Getting the Oregon Health Study up and running presented a lot of challenges. The study was expensive and we needed to hire dozens of staff members to collect blood samples and survey people. We ended up with 12 grants. We also had to learn how to do primary data collection, which was something I had never done before. I certainly knew nothing about drawing blood or measuring cholesterol and the like, so there was a steep learning curve.
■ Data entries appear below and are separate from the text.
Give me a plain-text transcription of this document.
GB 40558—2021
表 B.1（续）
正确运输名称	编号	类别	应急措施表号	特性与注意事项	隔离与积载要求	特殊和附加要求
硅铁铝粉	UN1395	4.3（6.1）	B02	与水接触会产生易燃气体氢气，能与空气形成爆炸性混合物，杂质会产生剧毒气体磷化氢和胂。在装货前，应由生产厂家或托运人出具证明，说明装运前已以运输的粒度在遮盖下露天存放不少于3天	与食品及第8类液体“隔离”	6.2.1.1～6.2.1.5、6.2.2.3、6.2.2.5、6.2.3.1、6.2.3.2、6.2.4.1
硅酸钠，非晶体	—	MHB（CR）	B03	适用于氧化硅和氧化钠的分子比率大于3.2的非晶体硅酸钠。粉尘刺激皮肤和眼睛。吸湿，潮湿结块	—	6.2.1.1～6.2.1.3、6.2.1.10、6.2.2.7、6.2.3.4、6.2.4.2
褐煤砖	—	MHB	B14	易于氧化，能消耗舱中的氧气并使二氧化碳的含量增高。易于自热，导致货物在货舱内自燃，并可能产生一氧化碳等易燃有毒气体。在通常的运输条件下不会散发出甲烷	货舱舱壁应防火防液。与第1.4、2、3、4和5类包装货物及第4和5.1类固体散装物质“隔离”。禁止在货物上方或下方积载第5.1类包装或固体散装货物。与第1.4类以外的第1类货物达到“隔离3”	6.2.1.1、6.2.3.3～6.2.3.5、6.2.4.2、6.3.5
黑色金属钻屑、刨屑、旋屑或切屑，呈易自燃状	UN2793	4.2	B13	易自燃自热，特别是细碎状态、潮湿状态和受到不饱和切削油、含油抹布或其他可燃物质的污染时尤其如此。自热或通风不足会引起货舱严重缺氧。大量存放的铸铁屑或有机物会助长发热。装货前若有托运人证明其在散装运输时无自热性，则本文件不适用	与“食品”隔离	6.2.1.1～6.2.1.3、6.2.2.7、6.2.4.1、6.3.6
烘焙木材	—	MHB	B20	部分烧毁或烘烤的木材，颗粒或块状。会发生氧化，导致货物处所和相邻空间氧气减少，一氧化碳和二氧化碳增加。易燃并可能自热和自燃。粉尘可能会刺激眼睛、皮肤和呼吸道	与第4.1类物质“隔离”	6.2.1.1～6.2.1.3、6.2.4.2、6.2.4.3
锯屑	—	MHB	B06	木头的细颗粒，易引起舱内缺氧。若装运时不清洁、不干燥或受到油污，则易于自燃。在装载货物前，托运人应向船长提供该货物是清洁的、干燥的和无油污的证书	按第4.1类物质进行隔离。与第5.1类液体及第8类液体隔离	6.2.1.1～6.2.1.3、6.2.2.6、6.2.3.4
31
Amy and I also faced enormous time pressure because we learned about the policy experiment in Oregon as they were doing it. Amy heard about it on the news, and she came into my office and asked me if I had heard about it. It seemed like a fantastic opportunity, but it was happening in real time. We spent the first six to eight months catching up to policy on the ground. We also faced challenges as the policy environment changed and we had to change the study in real time to adapt to that. So there were some harrowing months in there when we were doing the data collection, but I think, knock on wood, it turned out successfully. I think we have great quality data that people will analyze for years to come, but there were some nail-biter moments when we weren’t sure if the study would collapse, which would have been sad from many different perspectives.
I am a fan of experimenting with lots of different classes as an undergraduate. I didn’t have the goal of being an economist when I went to college. I happened to take an economics class and I really liked it, but I think if I had been too narrowly focused I would never have even tried that. So in terms of figuring out what interests you, I am a big fan of trying lots and lots of different things in college, subjects that you’ve never taken any coursework in, and seeing what clicks with you.
Then, I think it is important to figure out a career that not only matches your interests, but matches your work style, too. You want ask: what do I want to spend my life doing and how do I want to spend my life doing it? People can do a lot of different things from a personal and social perspective, but different jobs require different skills and mind-sets. You have to figure out what work environment fits you and what subject you want to focus on. Every job has aspects that people don’t like, grants management, for example (laughs). I have never heard of a job that is 100% fun so if you don’t have a work environment that you like being in and colleagues you enjoy working with, it is harder to put up with those unpleasant aspects that every job has.
For the Oregon Health Study, the goal is to give the best scientific information about the costs and benefits of expanding access to Medicaid. It is really up to policymakers to decide what public priorities are. Economics can’t tell you how much you value a poor person’s health versus a poor person’s education versus a road. Those are different public policy priorities. Our job is to help quantify the costs and benefits so that policymakers can make an informed decision.